Problem Correctness

How sure are we of the correctness of problems? Oftentimes I don’t really see why my opponent would make a specific move, even with the other defense options considered, or that the moves listed in the extended defense don’t make sense themselves.
At other times, there are some very free moves available, with only 1 marked as valid. This doesn’t seem to be a solvable problem, since there are some extra steps to get to the intended problem.

Would it be possible to have some user input to mark these problem solutions as ‘needs another check’. Then some further analysis will make it a set solution.

2 Likes

The problem generator has a lot of moving parts and I have more confidence in some parts than others.

At the bottom of the stack is Ed Gilbert’s KingsRow engine. So while the engine basically always plays the objectively best move that move is often not the best human try. For instance it will immediately give up two checkers to delay the loss by one move whereas a human would keep the material and make their opponent prove they see the win. The engine doesn’t understand that it’s effectively resigning.

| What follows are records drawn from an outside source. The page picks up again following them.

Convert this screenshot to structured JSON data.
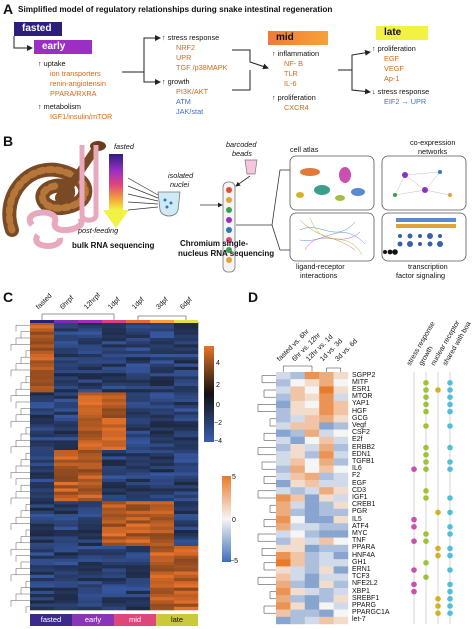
{
  "panels": {
    "a": "A",
    "b": "B",
    "c": "C",
    "d": "D"
  },
  "panel_a": {
    "title": "Simplified model of regulatory relationships during snake intestinal regeneration",
    "stages": {
      "fasted": "fasted",
      "early": "early",
      "mid": "mid",
      "late": "late"
    },
    "early_uptake": {
      "header": "↑ uptake",
      "items": [
        "ion transporters",
        "renin-angiotensin",
        "PPARA/RXRA"
      ]
    },
    "early_metabolism": {
      "header": "↑ metabolism",
      "item": "IGF1/insulin/mTOR"
    },
    "stress_response": {
      "header": "↑ stress response",
      "items": [
        "NRF2",
        "UPR",
        "TGF /p38MAPK"
      ]
    },
    "growth": {
      "header": "↑ growth",
      "items": [
        "PI3K/AKT",
        "ATM",
        "JAK/stat"
      ]
    },
    "mid_inflammation": {
      "header": "↑ inflammation",
      "items": [
        "NF- B",
        "TLR",
        "IL-6"
      ]
    },
    "mid_proliferation": {
      "header": "↑ proliferation",
      "item": "CXCR4"
    },
    "late_proliferation": {
      "header": "↑ proliferation",
      "items": [
        "EGF",
        "VEGF",
        "Ap-1"
      ]
    },
    "late_stress": {
      "header": "↓ stress response",
      "item": "EIF2 → UPR"
    }
  },
  "panel_b": {
    "fasted": "fasted",
    "post_feeding": "post-feeding",
    "barcoded_beads": "barcoded beads",
    "isolated_nuclei": "isolated nuclei",
    "bulk": "bulk RNA sequencing",
    "chromium_line1": "Chromium single-",
    "chromium_line2": "nucleus RNA sequencing",
    "cell_atlas": "cell atlas",
    "coexpression_line1": "co-expression",
    "coexpression_line2": "networks",
    "ligand_line1": "ligand-receptor",
    "ligand_line2": "interactions",
    "tf_line1": "transcription",
    "tf_line2": "factor signaling"
  },
  "panel_c": {
    "columns": [
      "fasted",
      "6hrpf",
      "12hrpf",
      "1dpf",
      "1dpf",
      "3dpf",
      "6dpf"
    ],
    "bottom_labels": [
      "fasted",
      "early",
      "mid",
      "late"
    ],
    "bottom_colors": [
      "#3b2a8c",
      "#8a35b8",
      "#e0457b",
      "#c9c93a"
    ],
    "legend_ticks": [
      "4",
      "2",
      "0",
      "−2",
      "−4"
    ],
    "colors": {
      "high": "#e8732a",
      "mid": "#111111",
      "low": "#3a5fb0"
    }
  },
  "panel_d": {
    "columns": [
      "fasted vs. 6hr",
      "6hr vs. 12hr",
      "12hr vs. 1d",
      "1d vs. 3d",
      "3d vs. 6d"
    ],
    "pathway_columns": [
      "stress response",
      "growth",
      "nuclear receptor",
      "shared with boa"
    ],
    "genes": [
      "SGPP2",
      "MITF",
      "ESR1",
      "MTOR",
      "YAP1",
      "HGF",
      "GCG",
      "Vegf",
      "CSF2",
      "E2f",
      "ERBB2",
      "EDN1",
      "TGFB1",
      "IL6",
      "F2",
      "EGF",
      "CD3",
      "IGF1",
      "CREB1",
      "PGR",
      "IL5",
      "ATF4",
      "MYC",
      "TNF",
      "PPARA",
      "HNF4A",
      "GH1",
      "ERN1",
      "TCF3",
      "NFE2L2",
      "XBP1",
      "SREBF1",
      "PPARG",
      "PPARGC1A",
      "let-7"
    ],
    "legend_ticks": [
      "5",
      "0",
      "−5"
    ],
    "colors": {
      "high": "#e87b2a",
      "mid": "#f5f5f5",
      "low": "#3f6fb8",
      "stress": "#c94fb0",
      "growth": "#9fc23a",
      "nuclear": "#d4b128",
      "boa": "#4ec1d6"
    }
  }
}
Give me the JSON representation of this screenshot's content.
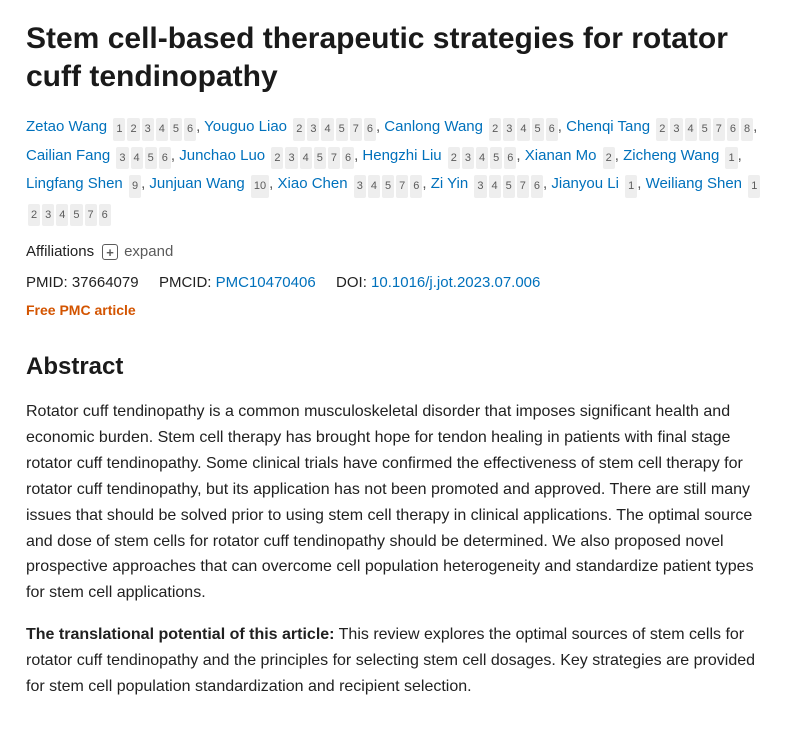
{
  "title": "Stem cell-based therapeutic strategies for rotator cuff tendinopathy",
  "authors": [
    {
      "name": "Zetao Wang",
      "affs": [
        "1",
        "2",
        "3",
        "4",
        "5",
        "6"
      ]
    },
    {
      "name": "Youguo Liao",
      "affs": [
        "2",
        "3",
        "4",
        "5",
        "7",
        "6"
      ]
    },
    {
      "name": "Canlong Wang",
      "affs": [
        "2",
        "3",
        "4",
        "5",
        "6"
      ]
    },
    {
      "name": "Chenqi Tang",
      "affs": [
        "2",
        "3",
        "4",
        "5",
        "7",
        "6",
        "8"
      ]
    },
    {
      "name": "Cailian Fang",
      "affs": [
        "3",
        "4",
        "5",
        "6"
      ]
    },
    {
      "name": "Junchao Luo",
      "affs": [
        "2",
        "3",
        "4",
        "5",
        "7",
        "6"
      ]
    },
    {
      "name": "Hengzhi Liu",
      "affs": [
        "2",
        "3",
        "4",
        "5",
        "6"
      ]
    },
    {
      "name": "Xianan Mo",
      "affs": [
        "2"
      ]
    },
    {
      "name": "Zicheng Wang",
      "affs": [
        "1"
      ]
    },
    {
      "name": "Lingfang Shen",
      "affs": [
        "9"
      ]
    },
    {
      "name": "Junjuan Wang",
      "affs": [
        "10"
      ]
    },
    {
      "name": "Xiao Chen",
      "affs": [
        "3",
        "4",
        "5",
        "7",
        "6"
      ]
    },
    {
      "name": "Zi Yin",
      "affs": [
        "3",
        "4",
        "5",
        "7",
        "6"
      ]
    },
    {
      "name": "Jianyou Li",
      "affs": [
        "1"
      ]
    },
    {
      "name": "Weiliang Shen",
      "affs": [
        "1",
        "2",
        "3",
        "4",
        "5",
        "7",
        "6"
      ]
    }
  ],
  "affiliations_label": "Affiliations",
  "expand_label": "expand",
  "pmid_label": "PMID:",
  "pmid": "37664079",
  "pmcid_label": "PMCID:",
  "pmcid": "PMC10470406",
  "doi_label": "DOI:",
  "doi": "10.1016/j.jot.2023.07.006",
  "free_pmc": "Free PMC article",
  "abstract_heading": "Abstract",
  "abstract_p1": "Rotator cuff tendinopathy is a common musculoskeletal disorder that imposes significant health and economic burden. Stem cell therapy has brought hope for tendon healing in patients with final stage rotator cuff tendinopathy. Some clinical trials have confirmed the effectiveness of stem cell therapy for rotator cuff tendinopathy, but its application has not been promoted and approved. There are still many issues that should be solved prior to using stem cell therapy in clinical applications. The optimal source and dose of stem cells for rotator cuff tendinopathy should be determined. We also proposed novel prospective approaches that can overcome cell population heterogeneity and standardize patient types for stem cell applications.",
  "translational_label": "The translational potential of this article:",
  "abstract_p2": " This review explores the optimal sources of stem cells for rotator cuff tendinopathy and the principles for selecting stem cell dosages. Key strategies are provided for stem cell population standardization and recipient selection."
}
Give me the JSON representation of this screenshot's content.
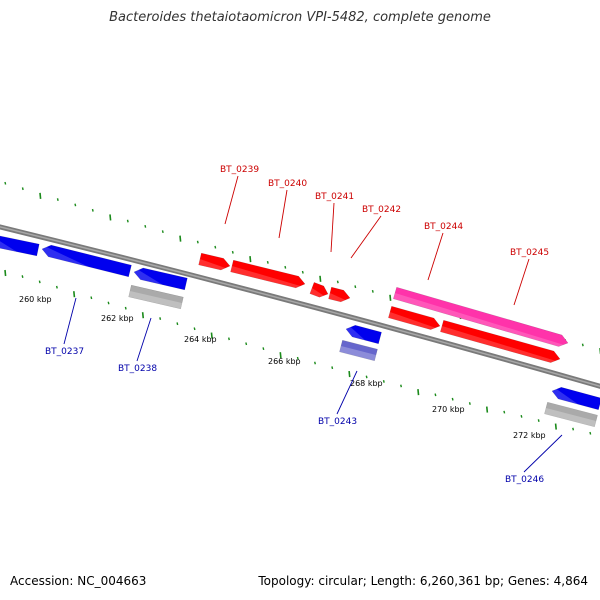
{
  "title": "Bacteroides thetaiotaomicron VPI-5482, complete genome",
  "footer": {
    "accession": "Accession: NC_004663",
    "stats": "Topology: circular; Length: 6,260,361 bp; Genes: 4,864"
  },
  "colors": {
    "backbone": "#7a7a7a",
    "forward_gene": "#ff0000",
    "reverse_gene": "#0000ee",
    "forward_label": "#cc0000",
    "reverse_label": "#0000aa",
    "tick": "#1a8a1a",
    "highlight_gene": "#ff33aa",
    "pseudo_gene": "#aaaaaa",
    "light_gene": "#6666cc"
  },
  "ticks": [
    {
      "label": "260 kbp",
      "kbp": 260
    },
    {
      "label": "262 kbp",
      "kbp": 262
    },
    {
      "label": "264 kbp",
      "kbp": 264
    },
    {
      "label": "266 kbp",
      "kbp": 266
    },
    {
      "label": "268 kbp",
      "kbp": 268
    },
    {
      "label": "270 kbp",
      "kbp": 270
    },
    {
      "label": "272 kbp",
      "kbp": 272
    }
  ],
  "genes": [
    {
      "name": "BT_0239",
      "strand": "forward",
      "type": "normal"
    },
    {
      "name": "BT_0240",
      "strand": "forward",
      "type": "normal"
    },
    {
      "name": "BT_0241",
      "strand": "forward",
      "type": "normal"
    },
    {
      "name": "BT_0242",
      "strand": "forward",
      "type": "normal"
    },
    {
      "name": "BT_0244",
      "strand": "forward",
      "type": "highlight"
    },
    {
      "name": "BT_0245",
      "strand": "forward",
      "type": "normal"
    },
    {
      "name": "BT_0237",
      "strand": "reverse",
      "type": "normal"
    },
    {
      "name": "BT_0238",
      "strand": "reverse",
      "type": "pseudo"
    },
    {
      "name": "BT_0243",
      "strand": "reverse",
      "type": "light"
    },
    {
      "name": "BT_0246",
      "strand": "reverse",
      "type": "pseudo"
    }
  ]
}
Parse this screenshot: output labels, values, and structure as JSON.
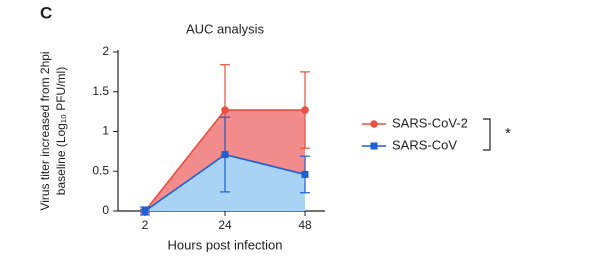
{
  "chart_data": {
    "type": "line",
    "panel_label": "C",
    "title": "AUC analysis",
    "x_label": "Hours post infection",
    "y_label": [
      "Virus titer increased from 2hpi",
      "baseline (Log₁₀ PFU/ml)"
    ],
    "categories": [
      "2",
      "24",
      "48"
    ],
    "ylim": [
      0,
      2
    ],
    "yticks": [
      0,
      0.5,
      1,
      1.5,
      2
    ],
    "series": [
      {
        "name": "SARS-CoV-2",
        "color": "#e8503f",
        "fill": "#f28b8b",
        "marker": "circle",
        "values": [
          0,
          1.27,
          1.27
        ],
        "errors": [
          0.02,
          0.57,
          0.48
        ]
      },
      {
        "name": "SARS-CoV",
        "color": "#1f5fd6",
        "fill": "#a9d3f5",
        "marker": "square",
        "values": [
          0,
          0.71,
          0.46
        ],
        "errors": [
          0.05,
          0.47,
          0.23
        ]
      }
    ],
    "annotation": "*"
  }
}
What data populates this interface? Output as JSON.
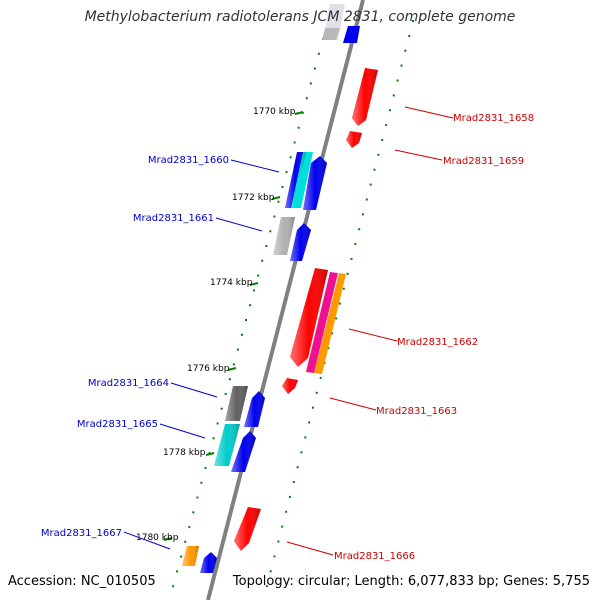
{
  "title": "Methylobacterium radiotolerans JCM 2831, complete genome",
  "accession_text": "Accession: NC_010505",
  "summary_text": "Topology: circular; Length: 6,077,833 bp; Genes: 5,755",
  "colors": {
    "backbone": "#808080",
    "tick": "#008000",
    "forward_label": "#cc0000",
    "reverse_label": "#0000cc",
    "red": "#ff0000",
    "blue": "#0000ee",
    "cyan": "#00cccc",
    "gray": "#b0b0b0",
    "darkgray": "#606060",
    "magenta": "#ee1090",
    "orange": "#ff9900"
  },
  "scale_labels": [
    "1770 kbp",
    "1772 kbp",
    "1774 kbp",
    "1776 kbp",
    "1778 kbp",
    "1780 kbp"
  ],
  "gene_labels": {
    "forward": [
      "Mrad2831_1658",
      "Mrad2831_1659",
      "Mrad2831_1662",
      "Mrad2831_1663",
      "Mrad2831_1666"
    ],
    "reverse": [
      "Mrad2831_1660",
      "Mrad2831_1661",
      "Mrad2831_1664",
      "Mrad2831_1665",
      "Mrad2831_1667"
    ]
  }
}
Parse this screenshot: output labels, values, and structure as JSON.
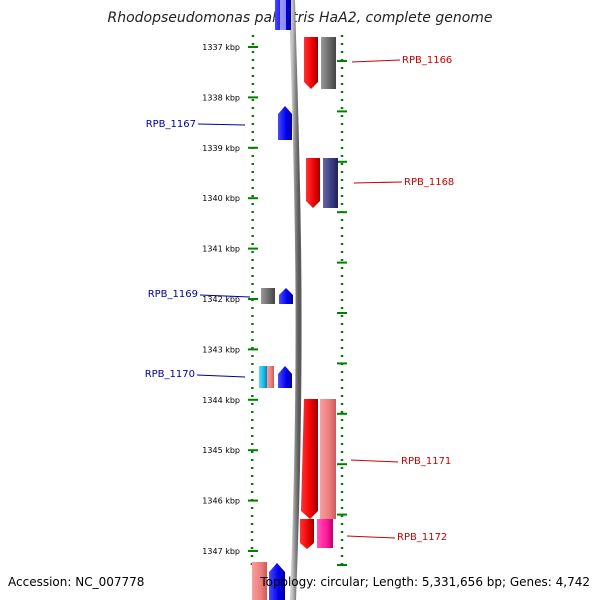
{
  "title": "Rhodopseudomonas palustris HaA2, complete genome",
  "axis": {
    "unit": "kbp",
    "ticks": [
      1337,
      1338,
      1339,
      1340,
      1341,
      1342,
      1343,
      1344,
      1345,
      1346,
      1347
    ],
    "tick_labels": [
      "1337 kbp",
      "1338 kbp",
      "1339 kbp",
      "1340 kbp",
      "1341 kbp",
      "1342 kbp",
      "1343 kbp",
      "1344 kbp",
      "1345 kbp",
      "1346 kbp",
      "1347 kbp"
    ]
  },
  "genes": [
    {
      "label": "RPB_1166",
      "strand": "reverse",
      "color": "#cc0000"
    },
    {
      "label": "RPB_1167",
      "strand": "forward",
      "color": "#000099"
    },
    {
      "label": "RPB_1168",
      "strand": "reverse",
      "color": "#cc0000"
    },
    {
      "label": "RPB_1169",
      "strand": "forward",
      "color": "#000099"
    },
    {
      "label": "RPB_1170",
      "strand": "forward",
      "color": "#000099"
    },
    {
      "label": "RPB_1171",
      "strand": "reverse",
      "color": "#cc0000"
    },
    {
      "label": "RPB_1172",
      "strand": "reverse",
      "color": "#cc0000"
    }
  ],
  "colors": {
    "forward_label": "#000099",
    "reverse_label": "#cc0000",
    "dotted_track": "#008000",
    "backbone": "#888888"
  },
  "footer": {
    "accession": "Accession: NC_007778",
    "summary": "Topology: circular; Length: 5,331,656 bp; Genes: 4,742"
  }
}
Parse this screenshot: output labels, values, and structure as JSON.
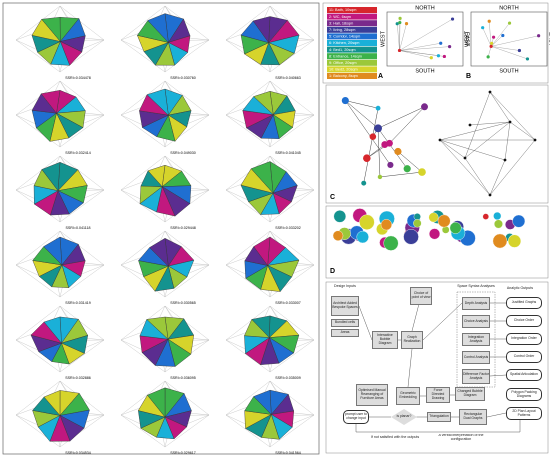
{
  "left_panel": {
    "labels": [
      "SSRI=0.034478",
      "SSRI=0.030760",
      "SSRI=0.040663",
      "SSRI=0.032414",
      "SSRI=0.049030",
      "SSRI=0.041045",
      "SSRI=0.041118",
      "SSRI=0.029448",
      "SSRI=0.033202",
      "SSRI=0.031419",
      "SSRI=0.030565",
      "SSRI=0.033007",
      "SSRI=0.032886",
      "SSRI=0.036095",
      "SSRI=0.035009",
      "SSRI=0.034534",
      "SSRI=0.029617",
      "SSRI=0.041564"
    ]
  },
  "legend": {
    "items": [
      "11: Bath, 10sqm",
      "2: WC, 6sqm",
      "3: Hall, 18sqm",
      "7: living, 28sqm",
      "5: Corridor, 14sqm",
      "6: Kitchen, 20sqm",
      "4: Bed1, 20sqm",
      "8: Entrance, 14sqm",
      "9: Office, 20sqm",
      "10: Bed2, 20sqm",
      "1: Balcony, 8sqm"
    ]
  },
  "panel_a": {
    "tag": "A",
    "north": "NORTH",
    "south": "SOUTH",
    "west": "WEST",
    "east": "EAST"
  },
  "panel_b": {
    "tag": "B",
    "north": "NORTH",
    "south": "SOUTH",
    "west": "WEST",
    "east": "EAST"
  },
  "panel_c": {
    "tag": "C"
  },
  "panel_d": {
    "tag": "D"
  },
  "flowchart": {
    "headers": [
      "Design Inputs",
      "Space Syntax Analyses",
      "Analytic Outputs"
    ],
    "nodes": [
      "Architect Added Bespoke Spaces",
      "Bundled cells",
      "Areas",
      "Choice of point of view",
      "Interactive Bubble Diagram",
      "Graph Realization",
      "Depth Analysis",
      "Choice Analysis",
      "Integration Analysis",
      "Control Analysis",
      "Difference Factor Analysis",
      "Justified Graphs",
      "Choice Order",
      "Integration Order",
      "Control Order",
      "Spatial Articulation",
      "Polygon Packing Diagrams",
      "2D Plan Layout Patterns",
      "Optimised Manual Rearranging of Furniture Areas",
      "Geometric Embedding",
      "Force Directed Drawing",
      "Changed Bubble Diagram",
      "prompt user to change input",
      "is planar?",
      "Triangulation",
      "Rectangular Dual Graphs"
    ],
    "notes": [
      "If not satisfied with the outputs",
      "A verbal interpretation of the configuration"
    ]
  }
}
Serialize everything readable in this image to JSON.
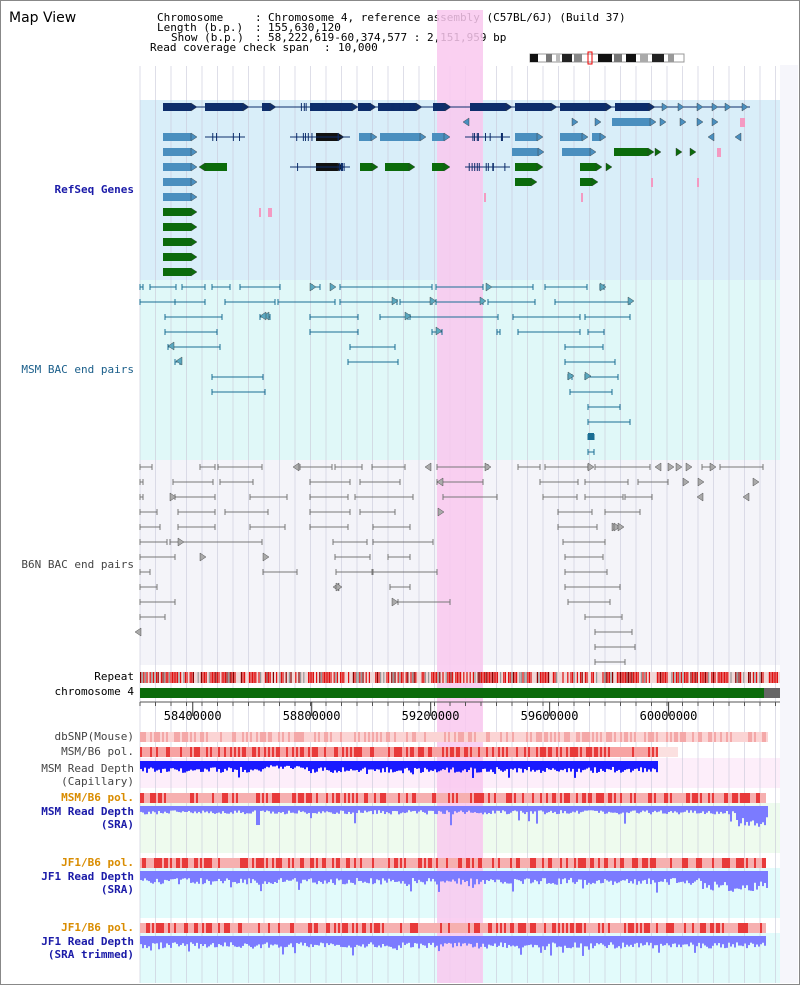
{
  "title": "Map View",
  "info": {
    "chromosome_key": "Chromosome",
    "chromosome_val": "Chromosome 4, reference assembly (C57BL/6J) (Build 37)",
    "length_key": "Length (b.p.)",
    "length_val": "155,630,120",
    "show_key": "Show (b.p.)",
    "show_val": "58,222,619-60,374,577 : 2,151,959 bp",
    "span_key": "Read coverage check span",
    "span_val": "10,000"
  },
  "tracks": {
    "refseq": "RefSeq Genes",
    "msm_bac": "MSM BAC end pairs",
    "b6n_bac": "B6N BAC end pairs",
    "repeat": "Repeat",
    "chromosome": "chromosome 4",
    "dbsnp": "dbSNP(Mouse)",
    "msm_b6_pol": "MSM/B6 pol.",
    "msm_depth_cap_1": "MSM Read Depth",
    "msm_depth_cap_2": "(Capillary)",
    "msm_b6_pol_sra": "MSM/B6 pol.",
    "msm_depth_sra_1": "MSM Read Depth",
    "msm_depth_sra_2": "(SRA)",
    "jf1_pol_1": "JF1/B6 pol.",
    "jf1_depth_1a": "JF1 Read Depth",
    "jf1_depth_1b": "(SRA)",
    "jf1_pol_2": "JF1/B6 pol.",
    "jf1_depth_2a": "JF1 Read Depth",
    "jf1_depth_2b": "(SRA trimmed)"
  },
  "axis": {
    "ticks": [
      "58400000",
      "58800000",
      "59200000",
      "59600000",
      "60000000"
    ],
    "tick_values": [
      58400000,
      58800000,
      59200000,
      59600000,
      60000000
    ],
    "range": [
      58222619,
      60374577
    ]
  },
  "highlight_region": [
    59200000,
    59350000
  ],
  "colors": {
    "refseq_bg": "#d9eef9",
    "msm_bg": "#e0f8f8",
    "b6n_bg": "#f4f4f9",
    "gene_navy": "#0d2d6b",
    "gene_steel": "#4a8fbf",
    "gene_green": "#0b6b0b",
    "chromosome": "#0b6b0b",
    "highlight": "#f9c8ef",
    "depth_blue": "#1a1aff",
    "depth_light": "#7b7bff",
    "pol_red": "#e83a3a"
  }
}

Besides playing the ‘best’ move the engine also (usually) outputs a ‘principal variation’ which is shown in the ‘details’ panel. This is the engine’s best attempt at predicting what should happen in the future but it is not being run at every step of the way. So especially by the end of the variation it is sometimes wrong. Even when it is technically correct it may be repeating the above weirdness.

Guiding the engine and interpreting its output to build puzzles is my program. This I have less faith in, it’s not as well tested or as long running as the engine but it seems to be pretty good. It chooses the defense based on either the engine’s best move or the defending player’s move if it is available.

I am the least confident in things like which moves get awarded ‘that’s a good move’ and which don’t, which positions get turned into puzzles and which are rejected, where puzzles end, etc. For instance there are still puzzles that are impossible to get wrong; ones where there are only two legal moves and one of them wins and the other gets ‘thats a good move but the engine claims there is better.’

I’m planning on adding problem comments and tags. Comments to let users ask and receive help on specific problems when they are on the problem page. And tags to make the problems more searchable and reportable. But this remains relatively low on the priority list so for now the forum is the best place for these kinds of questions and bug reports. Still, thanks for the suggestion that is how the priority list gets arranged.

If you go to account -> attempt history and remember which problem was weird, or bump into another one please post it here. Maybe you found a bug, maybe it’s a bad problem, or maybe one of the stronger players can explain the confusion. If it a bad puzzle I can easily disable or shorten it and add it to my test cases to help improve the generator.

Thanks! I hope this helps.

Are you running Kingsrow with the 10 piece end-game database?

No, I’m using the cake 8 piece database which is already more than a gigabyte in size. I never found a download link for the 10 piece database. I’m not sure it would even fit on my laptop.

http://edgilbert.org/EnglishCheckers/KingsRowEnglish.htm

I’m going to do a new install of Checkerboard and Kingsrow on a faster computer soon and I’m going to add the 10 piece end-game database.

Thanks for the link. 100 GB is smaller than I expected. But the major limitation for me is the fact that KingsRow only outputs ‘draw’ when it finds a database draw, it doesn’t give any principal variation info at that point. The 10 piece database would mean more moves in more puzzles don’t have any analysis. I think these variations may be a better learning tool than the increased playing strength of the engine.

In the future I could modify the problem generator to construct these variations “manually”. Once that works, then the 10 piece database makes more sense. I’ll add both of these ideas to my to-do list.